Pendant qu’il parlait ainsi, Jean rencontra le convoi d’un jeune homme mort après trente jours de mariage. Alors la mère et la veuve de ce jeune homme et tous ses amis se jetèrent en pleurant aux pieds de l’apôtre en le suppliant de ressusciter le mort au nom de Dieu, comme il avait ressuscité Drusienne. Après avoir longtemps pleuré et prié, l’apôtre ressuscita le jeune homme et lui dit de raconter aux deux jeunes riches le châtiment qu’ils avaient encouru et la gloire qu’ils avaient perdue. Alors le ressuscité parla de la gloire du paradis et des châtiments de l’enfer dont il venait d’être témoin. Il dit aux deux riches qu’ils avaient perdu des palais éternels, construits de pierres brillantes, éclairés d’une lumière merveilleuse, pourvus de mets exquis et remplis de joies et de délices. Il leur décrivit les huit peines de l’enfer résumées ainsi : « Les vers et les ténèbres, le fouet, le froid et le feu, la vue du diable, le remords, le désespoir. » Puis il ajouta, s’adressant aux deux riches : « Et j’ai vu vos anges gardiens qui pleuraient, qui gémissaient. Ô, malheureux que vous êtes ! » Alors le ressuscité et les deux riches, se prosternant aux genoux de l’apôtre, le supplièrent d’invoquer le pardon du ciel. L’apôtre dit aux deux jeunes gens : « Faites pénitence pendant trente jours, et priez pour que les roseaux et les pierres reviennent dans leur état naturel. » C’est ce qu’ils firent. Les bâtons et les pierres redevinrent alors ce qu’ils étaient avant d’être ramassés. Les deux riches furent pardonnés.

Le temple de Diane

Lorsque Jean eut prêché dans toute l’Asie, les adorateurs des idoles soulevèrent le peuple contre lui, et le traînèrent au temple de Diane pour le forcer à sacrifier à cette déesse. Jean leur fit cette proposition : « Priez Diane pour qu’elle détruise l’église de Jésus-Christ. Si elle le fait, je lui offrirai des sacrifices. Je prierai Jésus-Christ pour qu’il détruise le temple de Diane. S’il est détruit, vous croirez en Jésus-Christ. » La plus grande partie du peuple ayant consenti à cette épreuve, Jean fit sortir du temple tous ceux qui s’y trouvaient, puis il pria. Le temple s’écroula et la statue de Diane fut réduite en miettes.
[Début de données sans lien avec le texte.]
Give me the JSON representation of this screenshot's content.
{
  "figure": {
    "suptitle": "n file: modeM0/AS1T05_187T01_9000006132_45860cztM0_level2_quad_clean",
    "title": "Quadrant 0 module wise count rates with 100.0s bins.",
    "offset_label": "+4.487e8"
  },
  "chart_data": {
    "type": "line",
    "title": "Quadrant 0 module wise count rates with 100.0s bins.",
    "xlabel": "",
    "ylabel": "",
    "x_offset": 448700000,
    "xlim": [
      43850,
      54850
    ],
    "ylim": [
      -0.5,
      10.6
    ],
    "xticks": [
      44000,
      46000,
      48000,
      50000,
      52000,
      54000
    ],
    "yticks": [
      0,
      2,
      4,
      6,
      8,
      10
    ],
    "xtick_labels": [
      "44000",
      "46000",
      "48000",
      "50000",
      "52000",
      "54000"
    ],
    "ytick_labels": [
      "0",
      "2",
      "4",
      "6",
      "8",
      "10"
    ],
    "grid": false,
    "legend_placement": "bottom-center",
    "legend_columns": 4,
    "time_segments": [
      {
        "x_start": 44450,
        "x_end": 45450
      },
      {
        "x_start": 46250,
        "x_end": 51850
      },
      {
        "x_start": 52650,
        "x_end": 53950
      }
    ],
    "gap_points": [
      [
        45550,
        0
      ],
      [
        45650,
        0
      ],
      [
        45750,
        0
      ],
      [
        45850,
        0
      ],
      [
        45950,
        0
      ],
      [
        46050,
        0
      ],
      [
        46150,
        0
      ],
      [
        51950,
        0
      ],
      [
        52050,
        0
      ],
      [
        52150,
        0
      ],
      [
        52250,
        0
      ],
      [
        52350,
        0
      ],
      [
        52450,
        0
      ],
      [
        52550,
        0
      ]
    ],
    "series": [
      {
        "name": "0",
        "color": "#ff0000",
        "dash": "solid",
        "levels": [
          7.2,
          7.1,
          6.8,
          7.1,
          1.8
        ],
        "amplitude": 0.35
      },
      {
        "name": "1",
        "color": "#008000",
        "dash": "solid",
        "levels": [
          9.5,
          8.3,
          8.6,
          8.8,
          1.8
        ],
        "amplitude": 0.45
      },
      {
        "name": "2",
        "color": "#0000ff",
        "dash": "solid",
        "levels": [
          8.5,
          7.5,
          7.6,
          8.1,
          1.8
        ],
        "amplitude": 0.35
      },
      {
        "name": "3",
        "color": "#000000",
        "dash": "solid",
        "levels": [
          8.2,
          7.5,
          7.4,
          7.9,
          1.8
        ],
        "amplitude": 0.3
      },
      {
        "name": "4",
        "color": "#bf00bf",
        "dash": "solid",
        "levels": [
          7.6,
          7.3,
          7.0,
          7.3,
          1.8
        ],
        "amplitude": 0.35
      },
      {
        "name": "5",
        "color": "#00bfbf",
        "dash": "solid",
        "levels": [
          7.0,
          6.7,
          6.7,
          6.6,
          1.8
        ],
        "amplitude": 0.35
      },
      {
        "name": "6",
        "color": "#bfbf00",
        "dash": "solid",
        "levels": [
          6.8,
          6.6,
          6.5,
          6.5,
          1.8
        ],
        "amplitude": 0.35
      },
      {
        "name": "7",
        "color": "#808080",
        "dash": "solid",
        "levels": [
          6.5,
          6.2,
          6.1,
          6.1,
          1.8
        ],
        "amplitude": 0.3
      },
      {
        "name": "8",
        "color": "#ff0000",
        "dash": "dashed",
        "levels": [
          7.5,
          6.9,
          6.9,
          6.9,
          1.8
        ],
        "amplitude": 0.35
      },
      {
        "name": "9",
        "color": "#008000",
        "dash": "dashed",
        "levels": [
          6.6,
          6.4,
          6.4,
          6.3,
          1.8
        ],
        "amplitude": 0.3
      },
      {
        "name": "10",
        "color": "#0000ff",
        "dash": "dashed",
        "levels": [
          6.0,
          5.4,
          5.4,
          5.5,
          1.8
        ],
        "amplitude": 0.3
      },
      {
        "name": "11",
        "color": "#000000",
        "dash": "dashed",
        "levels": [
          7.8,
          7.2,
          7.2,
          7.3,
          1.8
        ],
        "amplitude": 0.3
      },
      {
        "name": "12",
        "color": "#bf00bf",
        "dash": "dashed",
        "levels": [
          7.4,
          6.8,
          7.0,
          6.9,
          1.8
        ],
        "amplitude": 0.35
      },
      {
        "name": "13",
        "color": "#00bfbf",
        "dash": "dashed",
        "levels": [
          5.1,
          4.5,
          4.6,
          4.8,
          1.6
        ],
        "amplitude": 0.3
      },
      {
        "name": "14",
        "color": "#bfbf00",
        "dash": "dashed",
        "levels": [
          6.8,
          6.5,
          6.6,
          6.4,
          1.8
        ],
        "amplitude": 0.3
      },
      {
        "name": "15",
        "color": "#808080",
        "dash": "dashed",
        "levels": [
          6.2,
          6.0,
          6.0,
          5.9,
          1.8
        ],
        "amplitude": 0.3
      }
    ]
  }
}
Alors Aristodême, évêque des idoles, suscita une grande émeute. Une partie du peuple s’apprêtait à se battre contre l’autre.
L’apôtre lui dit : « Que veux-tu que je fasse pour t’apaiser ? »
Aristodême répondit : « Si tu veux que je croie en ton Dieu, je te donnerai du poison à boire. S’il ne te fait aucun mal, c’est que ton seigneur sera le vrai Dieu. »
L’apôtre reprit : « Fais comme tu l’as dit ! »
Aristodême dit : « Mais je veux que tu voies d’abord mourir d’autres hommes par l’effet de ce poison, pour en constater sa puissance ! »
Aristodème demanda au proconsul de lui livrer deux condamnés à mort. Il leur donna à boire du poison. Aussitôt, ils moururent. Alors l’apôtre prit à son tour le calice et, s’étant muni du signe de la croix, il but tout le poison qui n’eut aucun effet sur lui, ce qui incita tous les assistants à louer Dieu. Mais Aristodème dit : « J’ai encore un doute, mais si tu ressuscites les deux hommes qui sont morts à cause du poison, je ne douterai plus et je croirai au Christ. »
L’apôtre, sans lui répondre, lui donna sa tunique. Aristodème dit : « Pourquoi me donnes-tu ta tunique ? »
Jean lui répondit : « C’est afin que tu sois tellement confus que tu cesses avec ton infidélité. »
Aristodème dit : « Est-ce que ta tunique me fera croire ? »
Jean lui dit : « Va étendre ce manteau sur les cadavres des deux morts en disant : “l’apôtre du Christ m’envoie vers vous, pour que vous ressuscitiez au nom du Christ !” »
Aristodème le fit. Aussitôt, les deux morts ressuscitèrent. Alors l’apôtre baptisa au nom de Jésus Christ le pontife et le proconsul qui crurent, eux et toute leur famille. Ils élevèrent ensuite une église en l’honneur de Jean.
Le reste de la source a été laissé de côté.